Composting the Scraps (this IS Whole Foods, after all)

Creating a Masterpiece


Oh, and about the maraschino cherry...one of the helpers asked the kids about their favorite fruits, after explaining how wonderful fresh, healthy fruit is for you. And how there's no need for adding sugar to sweet strawberries, etc. MY daughter says cherries are her favorite fruit. Which is puzzling because we don't eat cherries much. And when the helper asks her about the pits, Bug looks confused. Then I realize that her favorite fruit is that which tops her ice cream sundae. Why I explained to the all-natural, organic helper, I don't know. I fielded a disapproving stare, and I should have just kept my mouth shut.

Go to your local Whole Foods page and check the calendar. If you're lucky, they do this free event in your town.

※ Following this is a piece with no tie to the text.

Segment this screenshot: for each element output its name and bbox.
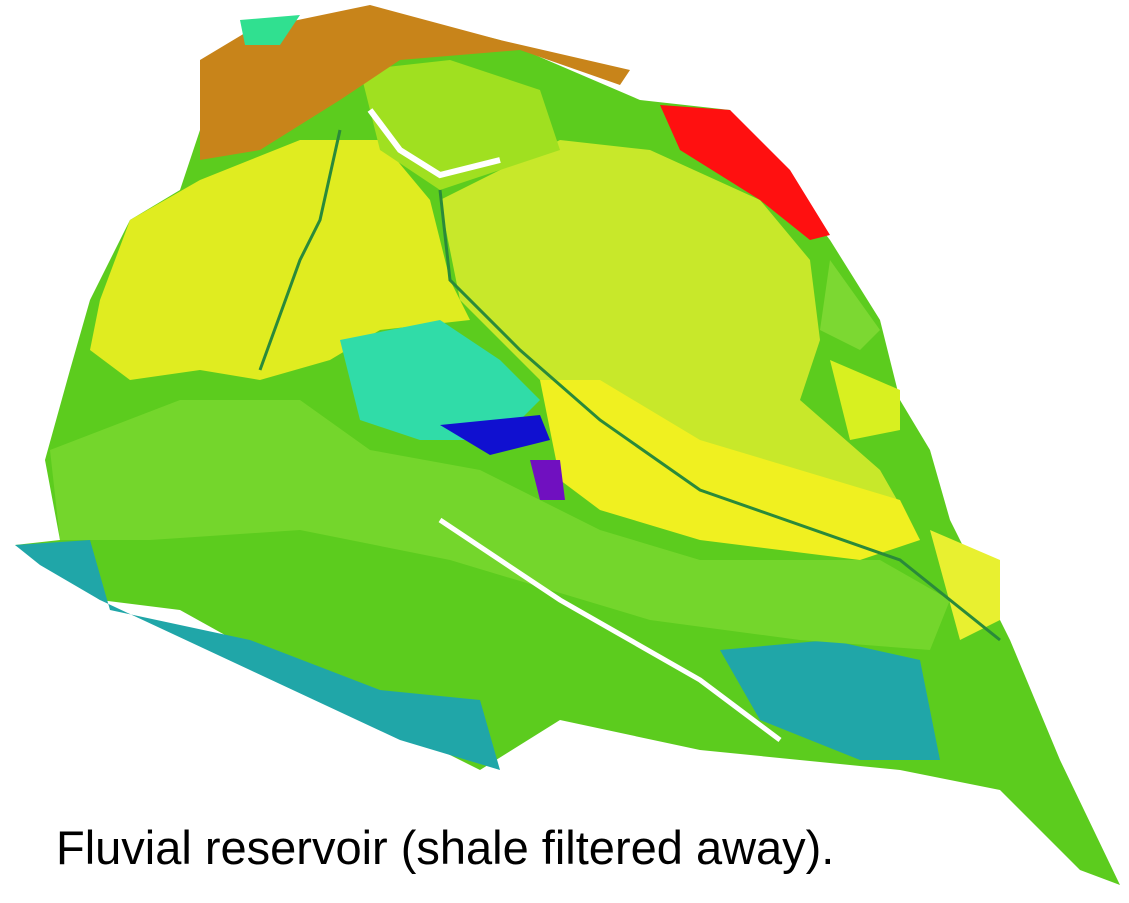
reservoir-render [0,0,1129,903]
caption: Fluvial reservoir (shale filtered away). [56,820,834,875]
page: Fluvial reservoir (shale filtered away). [0,0,1129,903]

There are also fun grown-up activities, too, like beer and wine tastings and tours of the store that come with swag.

Sunday, March 13, 2011

Here We Are

The past year or two I've cluttered up a Facebook page with recipes, subjecting friends to my virtual cookbook, plans for road trips, some fun kid craft that I never get around to doing, or a random tidbit I've reposted from the History Channel. Oh, I'll probably continue to do that, but I thought it would be fun to expand on some of those topics. So here goes...my second foray into the blogosphere.

That's right. I've blogged before. Way back in 2006, when I chronicled the pattering footsteps of my first child for friends and relatives. This blog is more practical, though, and available to everyone. Yes, there will be some random rantings of a mom reaching her wits' end (usually about 2 pm on a Tuesday). Most likely, you'll find some interesting baked goodie that the kids and I have made, or our review of a new activity around town, a recent road trip that we've planned, or some craft that we've managed not to screw up. Who am I kidding? I'll include our disasters, too, because that's way more fun.

We're not perfect. Mostly we're impatient, kinda whiny, somewhat messy, and spend our days in jeans and Myrtle Beach t-shirts. But people seem to think that's fun. So enjoy!